To finish, here are a couple of quotes I found in a book I was reading last night, "God's Provision" by Charles R. Swindoll.

  • "Our English word 'worry' is from the German 'worgen' which in that tongue means 'to strangle'".
  • "Jesus dropped by His friends' home in Bethany. He was, no doubt, tired after a full day, so nothing meant more to Him than having a quiet place to relax with friends who would understand. However, Martha, one of the friends, truned the occasion into a mild frenzy. To make matters worse for her, Martha's sister Mary was so pleased to have the Lord visit their home that she sat with Him and evidenced little concern over her sister's anxiety attack... Mary's simple faith, in contrast to her sister's panic, won the Savior's affirmation. What is wrong with worry? It is incompatible with faith. They just don't mix."

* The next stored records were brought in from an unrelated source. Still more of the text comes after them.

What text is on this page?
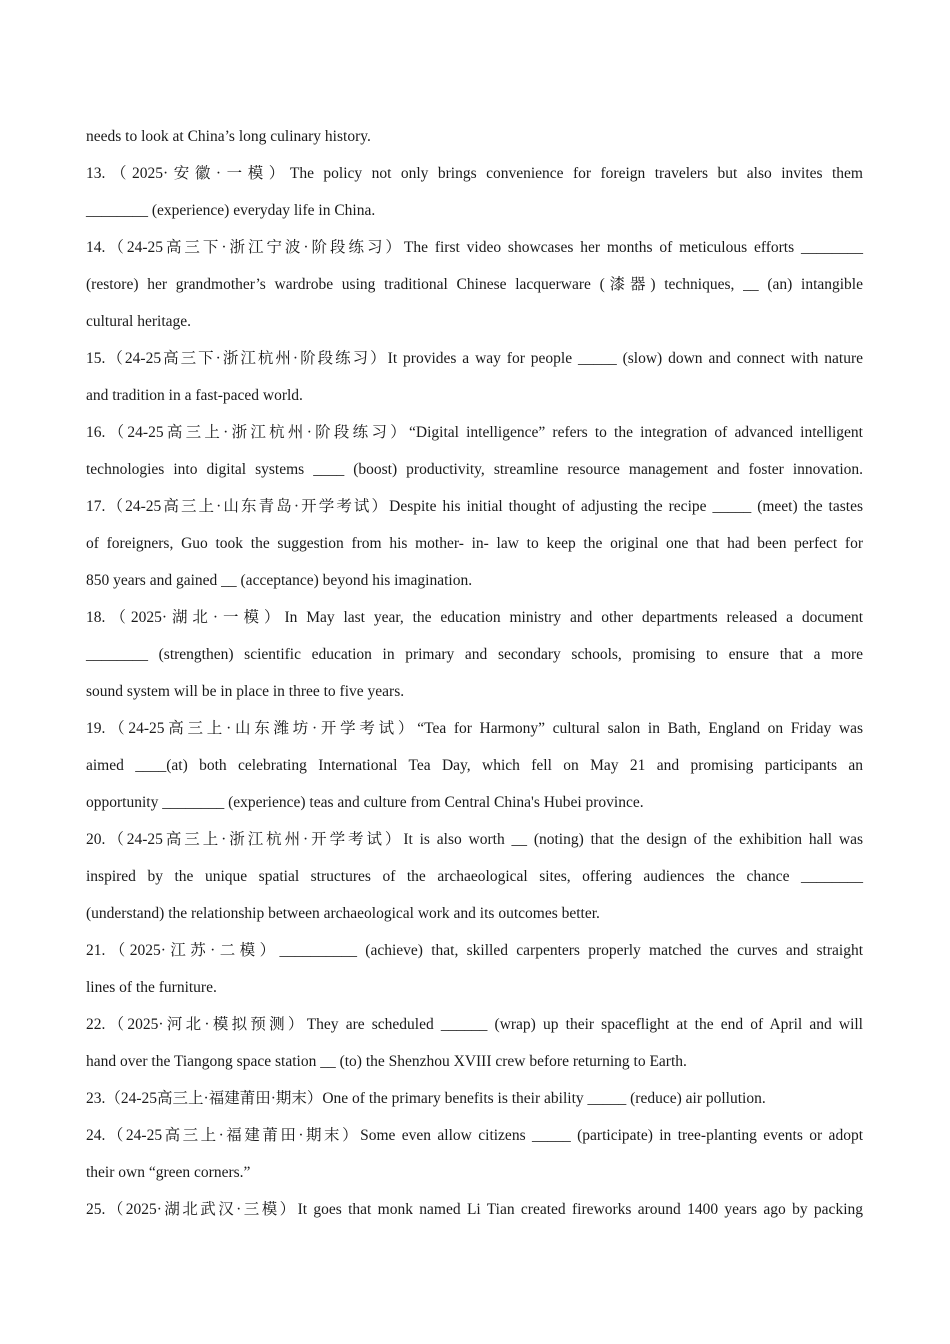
needs to look at China’s long culinary history.
13.（2025·安徽·一模）The policy not only brings convenience for foreign travelers but also invites them
________ (experience) everyday life in China.
14.（24-25高三下·浙江宁波·阶段练习）The first video showcases her months of meticulous efforts ________
(restore) her grandmother’s wardrobe using traditional Chinese lacquerware (漆器) techniques, __ (an) intangible
cultural heritage.
15.（24-25高三下·浙江杭州·阶段练习）It provides a way for people _____ (slow) down and connect with nature
and tradition in a fast-paced world.
16.（24-25高三上·浙江杭州·阶段练习）“Digital intelligence” refers to the integration of advanced intelligent
technologies into digital systems ____ (boost) productivity, streamline resource management and foster innovation.
17.（24-25高三上·山东青岛·开学考试）Despite his initial thought of adjusting the recipe _____ (meet) the tastes
of foreigners, Guo took the suggestion from his mother- in- law to keep the original one that had been perfect for
850 years and gained __ (acceptance) beyond his imagination.
18.（2025·湖北·一模）In May last year, the education ministry and other departments released a document
________ (strengthen) scientific education in primary and secondary schools, promising to ensure that a more
sound system will be in place in three to five years.
19.（24-25高三上·山东潍坊·开学考试）“Tea for Harmony” cultural salon in Bath, England on Friday was
aimed ____(at) both celebrating International Tea Day, which fell on May 21 and promising participants an
opportunity ________ (experience) teas and culture from Central China's Hubei province.
20.（24-25高三上·浙江杭州·开学考试）It is also worth __ (noting) that the design of the exhibition hall was
inspired by the unique spatial structures of the archaeological sites, offering audiences the chance ________
(understand) the relationship between archaeological work and its outcomes better.
21.（2025·江苏·二模）__________ (achieve) that, skilled carpenters properly matched the curves and straight
lines of the furniture.
22.（2025·河北·模拟预测）They are scheduled ______ (wrap) up their spaceflight at the end of April and will
hand over the Tiangong space station __ (to) the Shenzhou XVIII crew before returning to Earth.
23.（24-25高三上·福建莆田·期末）One of the primary benefits is their ability _____ (reduce) air pollution.
24.（24-25高三上·福建莆田·期末）Some even allow citizens _____ (participate) in tree-planting events or adopt
their own “green corners.”
25.（2025·湖北武汉·三模）It goes that monk named Li Tian created fireworks around 1400 years ago by packing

  • "We just take life one day at a time. That's the way God dispenses life. Because He never changes and He knows what will work together for good. You and I don't."
  • "God is never at a loss to know what He's going to do in our situations. He knows perfectly well what is best for us. Our problem is, we don't know."
  • "Not even becoming a Christian erases our imperfections. We still make mistakes-even dumb mistakes. But, thank God, forgiveness gives us hope. We still need a lot of it."
  • "Contrary to popular opinion, God doesn't sit in heaven with His jaws clenched, His arms folded in disapproval, and a deep frown on His brow. He is not ticked off at His children for all the times we trip over our tiny feet and fall flat on our diapers... He is a loving Father, and we are precious in His sight, the delight of His heart."